Thermodynamics of nanoadsorption from solution: Theoretical and experimental research

Abstract

In this study, the effect of nanoparticle size on adsorption thermodynamics was investigated. The results of theoretical and experimental studies show that particle size significantly affects the equilibrium constant and thermodynamic properties of nanoadsorption. Relationships between the equilibrium constant, thermodynamic properties and particle size were derived using the thermodynamic theory of nanoadsorption.
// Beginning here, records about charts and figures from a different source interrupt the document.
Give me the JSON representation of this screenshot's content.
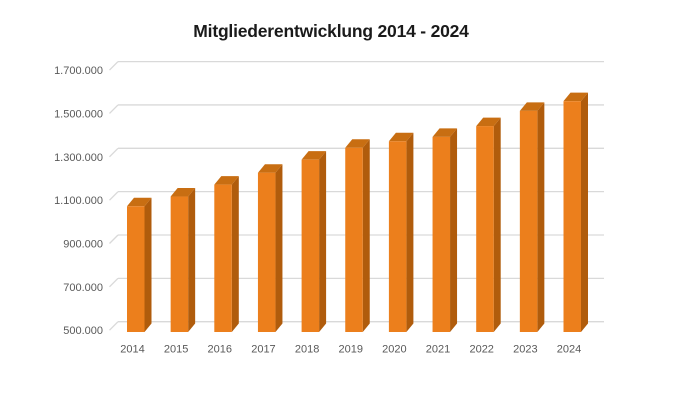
{
  "chart_data": {
    "type": "bar",
    "style": "3d-column",
    "title": "Mitgliederentwicklung 2014 - 2024",
    "categories": [
      "2014",
      "2015",
      "2016",
      "2017",
      "2018",
      "2019",
      "2020",
      "2021",
      "2022",
      "2023",
      "2024"
    ],
    "values": [
      1080000,
      1125000,
      1180000,
      1235000,
      1295000,
      1350000,
      1380000,
      1400000,
      1450000,
      1520000,
      1565000
    ],
    "xlabel": "",
    "ylabel": "",
    "ylim": [
      500000,
      1700000
    ],
    "ytick_interval": 200000,
    "ytick_labels": [
      "500.000",
      "700.000",
      "900.000",
      "1.100.000",
      "1.300.000",
      "1.500.000",
      "1.700.000"
    ],
    "grid": true,
    "legend": "none",
    "data_labels": "none",
    "colors": {
      "bar_front": "#EC7F1C",
      "bar_top": "#C86E12",
      "bar_side": "#B05C0C",
      "gridline": "#D9D9D9",
      "axis_text": "#595959",
      "title_text": "#1A1A1A",
      "background": "#FFFFFF"
    }
  }
}
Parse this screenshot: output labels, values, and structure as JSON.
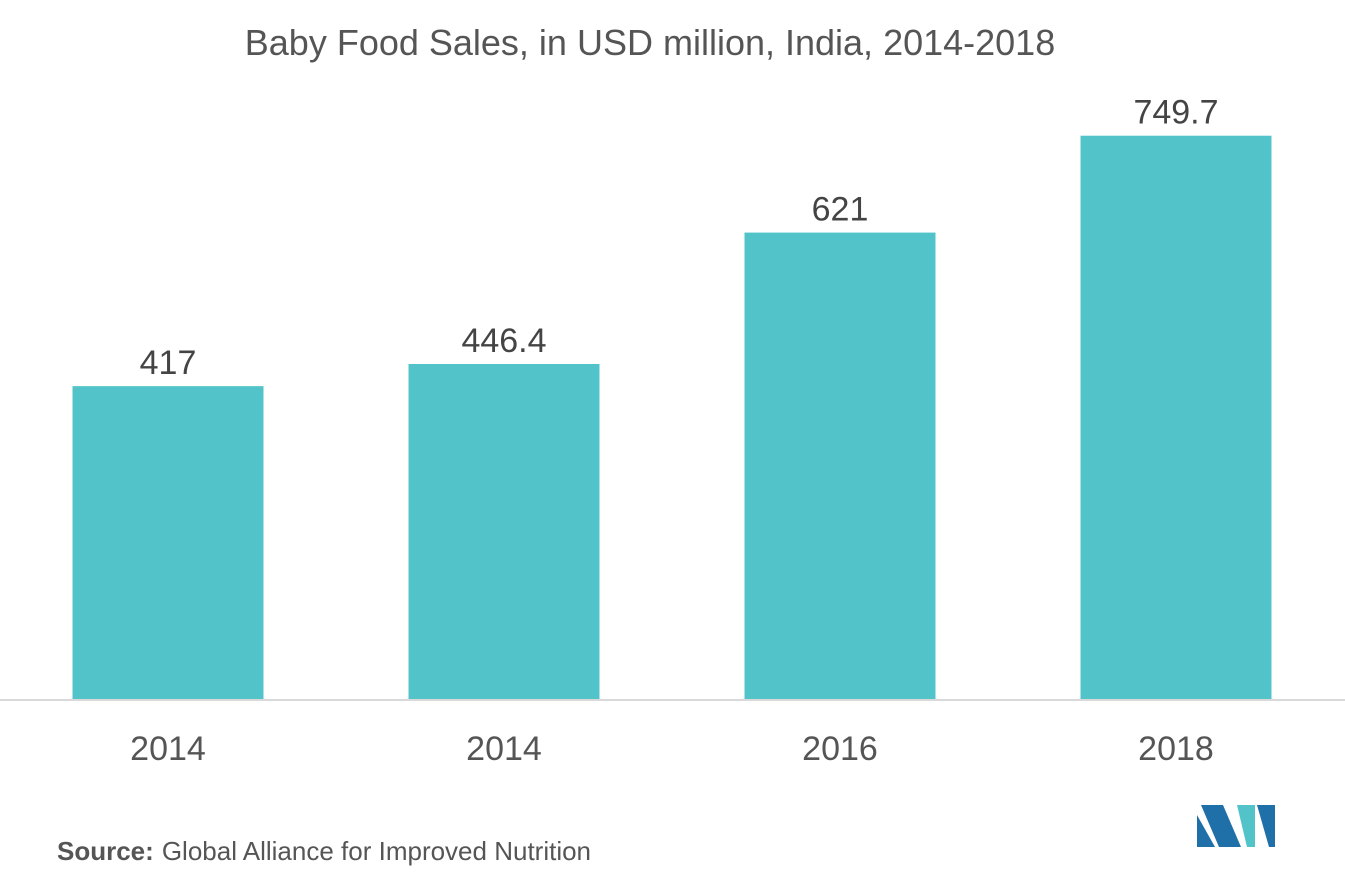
{
  "chart_data": {
    "type": "bar",
    "title": "Baby Food Sales, in USD million, India, 2014-2018",
    "categories": [
      "2014",
      "2014",
      "2016",
      "2018"
    ],
    "values": [
      417,
      446.4,
      621,
      749.7
    ],
    "value_labels": [
      "417",
      "446.4",
      "621",
      "749.7"
    ],
    "xlabel": "",
    "ylabel": "",
    "ylim": [
      0,
      930
    ],
    "grid": false,
    "legend": "none",
    "bar_color": "#52c4c9",
    "axis_color": "#d9d9d9"
  },
  "source": {
    "label": "Source:",
    "text": "Global Alliance for Improved Nutrition"
  },
  "logo": {
    "icon": "mordor-logo-icon",
    "colors": [
      "#1f6fa8",
      "#52c4c9"
    ]
  }
}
The equilibrium constant and thermodynamic properties were obtained by investigating the adsorption of Cu2+ onto different sizes of nano-ZnO and the adsorption of Ag+ onto different sizes of nano-TiO2. Good agreement was achieved between results obtained by experiments and predicted by theoretical analyses. The equilibrium constant and the molar Gibbs free energy of nanoadsorption were found to increase with smaller nanoparticle size. However, the effects of particle size on the molar enthalpy and the molar entropy are uncertain. In addition, the molar Gibbs free energy, the molar enthalpy, the molar entropy and the logarithm of the equilibrium constant are linearly related to the reciprocal of the diameter of the nanoparticle. The thermodynamic properties revealed in this study may provide important guidelines for research and application in the field of nanoadsorption.